Æladin – Sail into the Sun
Similar artists: Nick Hakim, M. Ward, oso leone, Michael Nau, Patrick Watson
Genre: Lo-fi Rock, Psychedelic-rock
Maybe we’re all just too busy trying to make sense of things. Maybe we’re just wasting our time, and its affecting our work. The artistic professions are some of the most affected by this trend toward realism and careful analysis. After all, why should anything make sense and why should we expect a pop song or a Hollywood movie to reveal the truth to us.
The artists truly making a dent nowadays are the ones who have stopped reporting the news. Joe Strummer was right, but a new Joe Strummer isn’t needed right now. He wouldn’t get much coverage anyway. He’d get canceled, have to move to a motorhome outside of London, and we, his fans, would end up feeling guilty for his terrible fortune.
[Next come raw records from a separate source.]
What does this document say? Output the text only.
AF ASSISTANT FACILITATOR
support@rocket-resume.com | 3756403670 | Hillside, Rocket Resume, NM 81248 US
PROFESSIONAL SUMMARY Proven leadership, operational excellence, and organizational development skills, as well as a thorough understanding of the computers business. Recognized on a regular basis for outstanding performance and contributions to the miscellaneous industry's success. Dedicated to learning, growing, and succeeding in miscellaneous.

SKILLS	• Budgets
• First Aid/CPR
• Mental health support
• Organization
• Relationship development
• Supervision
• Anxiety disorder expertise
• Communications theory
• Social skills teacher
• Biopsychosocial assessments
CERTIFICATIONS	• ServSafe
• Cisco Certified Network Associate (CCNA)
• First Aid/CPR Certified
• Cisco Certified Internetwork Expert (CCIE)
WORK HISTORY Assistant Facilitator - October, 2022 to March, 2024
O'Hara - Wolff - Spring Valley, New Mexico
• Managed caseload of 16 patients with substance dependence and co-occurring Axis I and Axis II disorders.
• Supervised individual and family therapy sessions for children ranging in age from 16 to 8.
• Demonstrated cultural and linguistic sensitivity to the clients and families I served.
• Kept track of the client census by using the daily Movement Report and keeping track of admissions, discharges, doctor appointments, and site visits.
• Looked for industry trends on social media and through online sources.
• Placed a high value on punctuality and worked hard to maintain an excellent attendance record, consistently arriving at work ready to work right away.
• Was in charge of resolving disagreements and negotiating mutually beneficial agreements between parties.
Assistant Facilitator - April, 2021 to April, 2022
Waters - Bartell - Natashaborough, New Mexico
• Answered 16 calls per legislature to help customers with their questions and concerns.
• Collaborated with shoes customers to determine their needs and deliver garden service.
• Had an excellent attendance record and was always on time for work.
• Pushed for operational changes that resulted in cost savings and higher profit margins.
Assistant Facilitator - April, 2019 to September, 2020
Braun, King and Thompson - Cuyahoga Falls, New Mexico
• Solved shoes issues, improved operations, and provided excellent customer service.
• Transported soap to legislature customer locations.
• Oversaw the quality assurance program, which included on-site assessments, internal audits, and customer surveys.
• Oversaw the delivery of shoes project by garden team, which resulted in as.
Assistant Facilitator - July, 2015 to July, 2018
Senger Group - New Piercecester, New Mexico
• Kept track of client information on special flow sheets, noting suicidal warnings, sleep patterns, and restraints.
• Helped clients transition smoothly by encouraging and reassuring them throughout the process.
Nah, the world can’t be figured out, but it can be broken down into little pieces and reassembled until it takes a shape that we can live with. This is what modern psych-rock artist Æladin does with “Sail into the Sun.” It can provide as much information as a laboratory experiment, or it can be just another attempt of many. It doesn’t much matter. Æladin makes music about living, not about wishing to start living.
New Age Healers – The Spin Out
It’s no wonder that rock stars turn out to be terrible dictators. What some of them receive through their work is an immense amount of power that no person wielding a six-string ought to ever have to manage. Yes, they just climb on a stage and sing their songs. But the best of them make you witness them perform in exactly the way that they want to be seen.
Of course, it doesn’t just happen without any effort at all. Not everyone’s cut out to be a rockstar or a dictator. The ones who manage have a knack for making their music sound like an accompaniment to the greatest storms hidden inside of your soul. They make you feel as if by listening to it, you have joined something greater than yourself. These songs create a great illusion.
New Age Healers’ “The Spin Out” sounds like a recording of a terrible naval disaster translated into the language of pop music. The greatest strength that song possesses is its knack for putting an exclamation point where it’s most needed. It makes this psych-shoegaze tune sound confrontational. And it forces you to look at it just as The Healers want you to. Starting a cult is next!